2025-07-11 10:21:34,810 INFO Request ID is 53f4b1a5-3f48-46e1-83f0-dea8cdbe61c2
2025-07-11 10:21:34,900 INFO status has been updated to accepted
2025-07-11 10:21:48,584 INFO status has been updated to running
2025-07-11 10:22:24,863 INFO status has been updated to successful


b279032b3e9c239adc0131799b46dd10.nc:   0%|          | 0.00/189M [00:00<?, ?B/s]

Data downloaded successfully to ../../../data/in/era5_data_2016_2017_all_2t_tp_monthly_raw.nc


## Load settings

First we need to load the default settings which setup preprocessing steps.

In [6]:
settings = utils.get_settings(
    setting_path="default",
    new_settings={},
    updated_setting_dir=None,
    save_updated_settings=False,
)

TBU: more details about the default settings will be provided...

## Preprocess data

### Preprocess ERA5-Land data

In [7]:
# disable truncation of dates
settings["truncate_date"] = False

print("Preprocessing ERA5-Land data...")
t0 = time.time()
preprocessed_dataset = preprocess.preprocess_data_file(
    netcdf_file=output_file,
    settings=settings,
)
t_preprocess = time.time()
print("Preprocessing completed in {:.2f} seconds.".format(t_preprocess - t0))

Preprocessing ERA5-Land data...
Renaming coordinates to unify them across datasets...
Adjusting longitude from 0-360 to -180-180...
Converting temperature from Kelvin to Celsius...




Converting precipitation from meters to millimeters...
Resampling grid to a new resolution...
Processed dataset saved to: ../../../data/in/era5_data_2016_2017_all_2t_tp_monthly_unicoords_adjlon_celsius_mm_05deg_trim.nc
Preprocessing completed in 22.91 seconds.


The preprocessed dataset is also saved in a `.nc` file under the same folder, namely `era5_data_2016_2017_all_2t_tp_monthly_unicoords_adjlon_celsius_mm_05deg_trim`

Details on regulation for the file name can be found in [Data](../../data.md).

### Preprocess population data

Instructions for downloading population data (i.e.

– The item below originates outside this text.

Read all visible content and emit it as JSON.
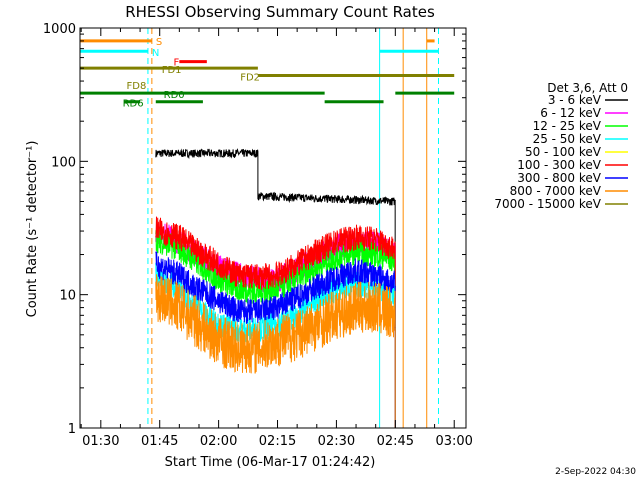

ISIMIP data) are presented in [Data](../../data.md) and [Data Lake](../../datalake.md).

In [12]:
popu_file = data_folder / "population_histsoc_30arcmin_annual_1901_2021.nc"

In [11]:
settings["truncate_date"] = True
# disable uncessary preprocessing steps
settings["adjust_longitude"] = False
settings["convert_kelvin_to_celsius"] = False
settings["convert_m_to_mm_precipitation"] = False
settings["resample_grid"] = False

print("Preprocessing population data...")
t0 = time.time()
preprocessed_popu = preprocess.preprocess_data_file(
    netcdf_file=popu_file,
    settings=settings,
)
t_popu = time.time()
print("Preprocessing population data completed in {:.2f} seconds.".format(t_popu - t0))

Preprocessing population data...


ValueError: netcdf_file must be a valid file path.

The preprocessed dataset is also saved in a `.nc` file under the same folder.